Indeed they do, which is one reason Golovkin has had trouble getting fighters in the ring with him. The fearsome slugger from Kazakhstan has stopped almost everyone put in the ring with him, winning all 37 of his fights, 33 by knockout.
But Alvarez packs power, too, and the red-headed Mexican is a savage counterpuncher with a style that should match up perfectly against the onrushing Golovkin.
"I don't back down," Alvarez said. "I'm a counter puncher, and I like to fight."
The combination of styles has boxing fans salivating over what will happen in the same ring where Mayweather stopped McGregor three weeks ago. The fight quickly sold out and is expected to do well on HBO pay-per-view, though it will not reach the level of last month's spectacle.
Still, it promises to be a can't miss fight that brings back memories of the great middleweights of the 1980's. Both fighters weighed in Friday at the middleweight limit of 160 pounds.
"It all depends on who lands the punch that defines the fight and I think Gennady is going to do that," said Abel Sanchez, Golovkin's trainer. "They're going to hit each other and give fans the kind of fight they want and expect."
It won't be the first time the two have met, but it will be under far different circumstances. They sparred together at Golovkin's camp in Big Bear, Calif., in 2011 as both were preparing for fights and, though accounts vary, both had their moments with each other.
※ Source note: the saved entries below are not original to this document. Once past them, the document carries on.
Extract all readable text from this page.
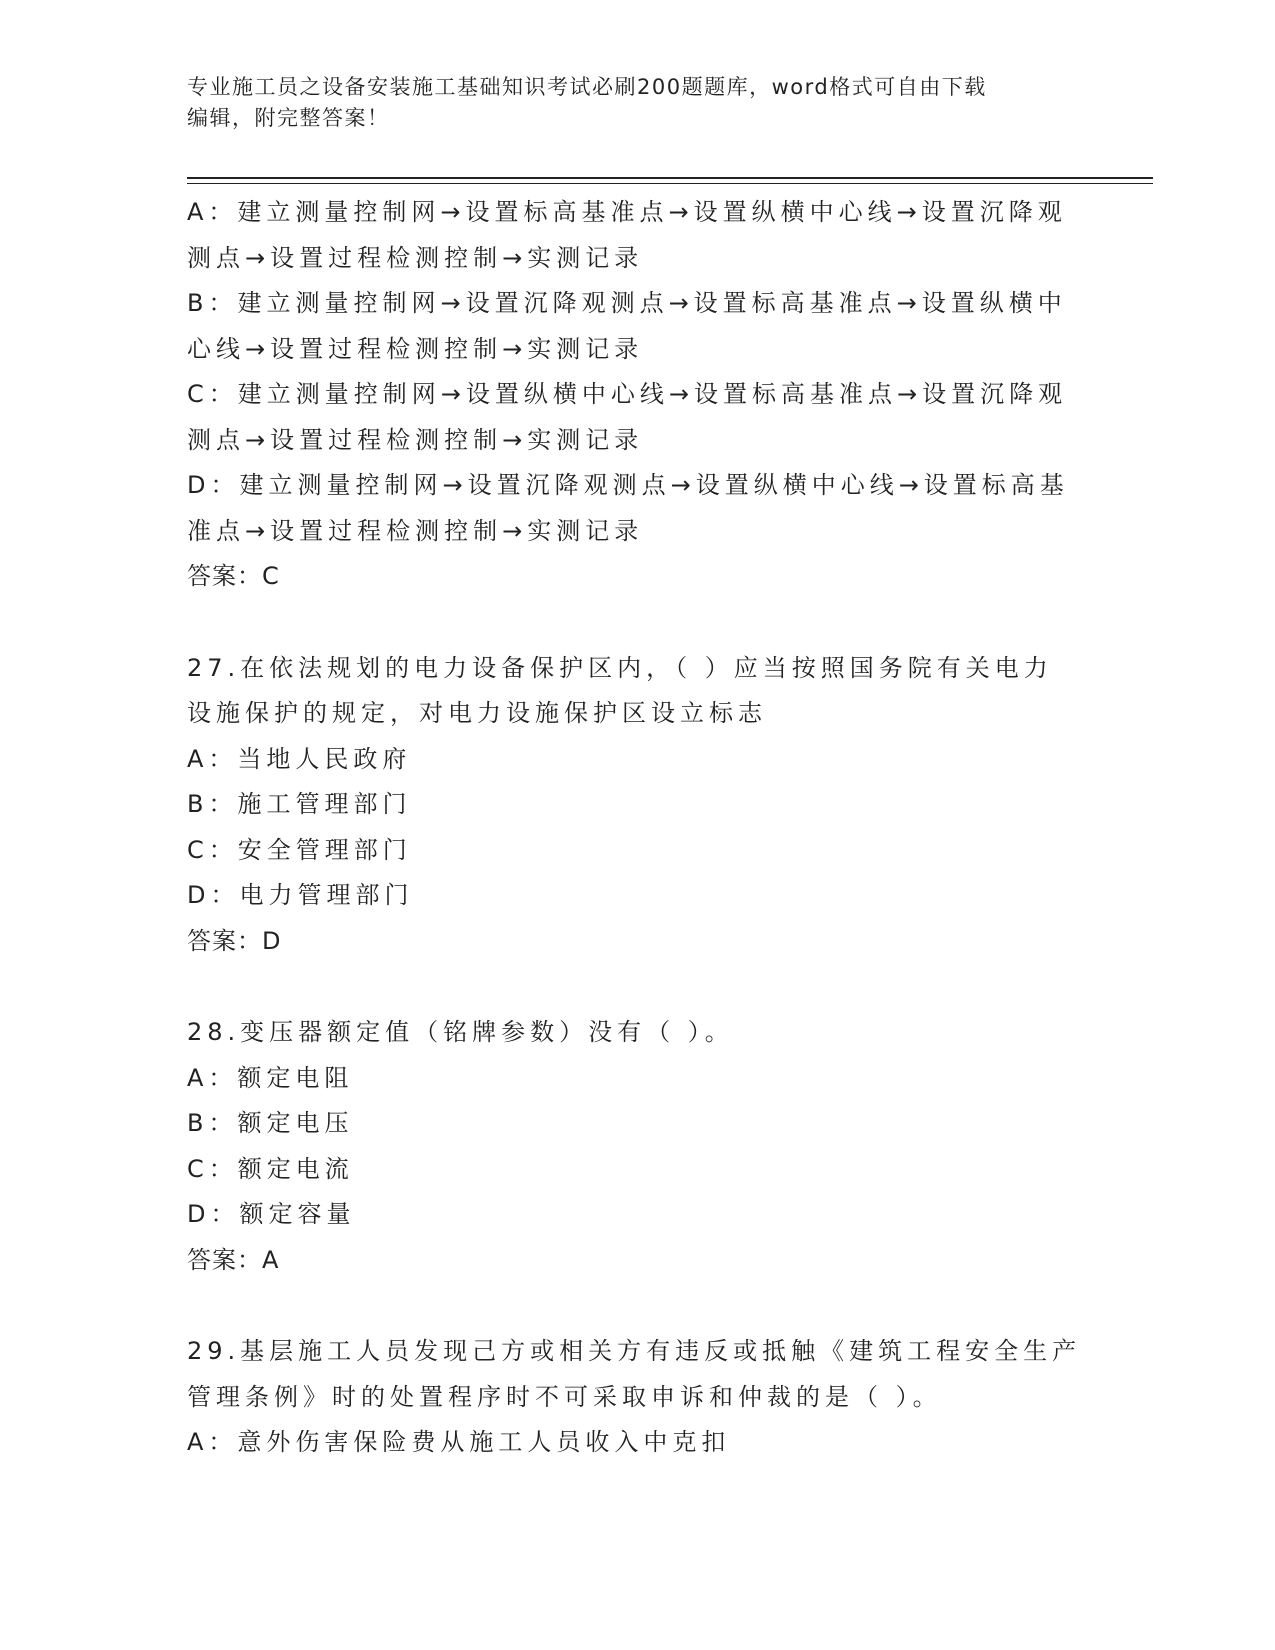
专业施工员之设备安装施工基础知识考试必刷200题题库，word格式可自由下载
编辑，附完整答案！
A：建立测量控制网→设置标高基准点→设置纵横中心线→设置沉降观
测点→设置过程检测控制→实测记录
B：建立测量控制网→设置沉降观测点→设置标高基准点→设置纵横中
心线→设置过程检测控制→实测记录
C：建立测量控制网→设置纵横中心线→设置标高基准点→设置沉降观
测点→设置过程检测控制→实测记录
D：建立测量控制网→设置沉降观测点→设置纵横中心线→设置标高基
准点→设置过程检测控制→实测记录
答案：C
27.在依法规划的电力设备保护区内，（ ）应当按照国务院有关电力
设施保护的规定，对电力设施保护区设立标志
A：当地人民政府
B：施工管理部门
C：安全管理部门
D：电力管理部门
答案：D
28.变压器额定值（铭牌参数）没有（ ）。
A：额定电阻
B：额定电压
C：额定电流
D：额定容量
答案：A
29.基层施工人员发现己方或相关方有违反或抵触《建筑工程安全生产
管理条例》时的处置程序时不可采取申诉和仲裁的是（ ）。
A：意外伤害保险费从施工人员收入中克扣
But this is a real fight, with Golovkin's titles at stake and a lot more. Both will make millions of dollars in a fight that holds risks — and plenty of rewards — for both of their careers.
"These are the fights that define your career," said Oscar De La Hoya, who promotes Alvarez. "Both guys are not going to back down."
Alvarez is already an established superstar, arguably the most popular athlete in Mexico. Golovkin, who won a silver medal in the 2004 Olympics, is hoping for the kind of performance that will finally win over fans not overly impressed by a 23-fight knockout streak of 18 middleweight title defenses.
Between them they have 86 wins, against only one loss. That was suffered by Alvarez (49-1-1, 34 knockouts) in 2013 against Mayweather in a fight he admitted he was too young to take.
Oddsmakers in this gambling city have made Golovkin a slight 7-5 favorite, but the fighters themselves say anything could happen.
"It's not an easy fight for him or me," Golovkin said. "I think the first couple of rounds will be very close. I think the second half will be much crazier, like a street fight."
For Golovkin, the fight is the culmination of a long battle to establish himself as the top middleweight in the world. Triple G came to the U.S. in 2011 to pursue bigger fights, and has collected the major middleweight titles while trying to get Alvarez into the ring.
It finally happened after Golovkin (37-0, 33 knockouts) was forced to go 12 rounds earlier this year against Danny Jacobs in a fight where he got hit a lot and barely escaped with a decision. Some in boxing thought it showed some vulnerability or suggested that at the age of 35 Triple G is getting a bit old.
Nonsense, he says.
"I am the champion and I bring all my belts," Golovkin said. "This is my game, my fight. I am the boss, not Canelo."
Golovkin, who speaks limited English, backed his comments up with a tweet warning Alvarez what was yet to come.
"If you go in the ocean the shark knows," he wrote. "He's home. It's the same for me in the ring. ... Let's do it."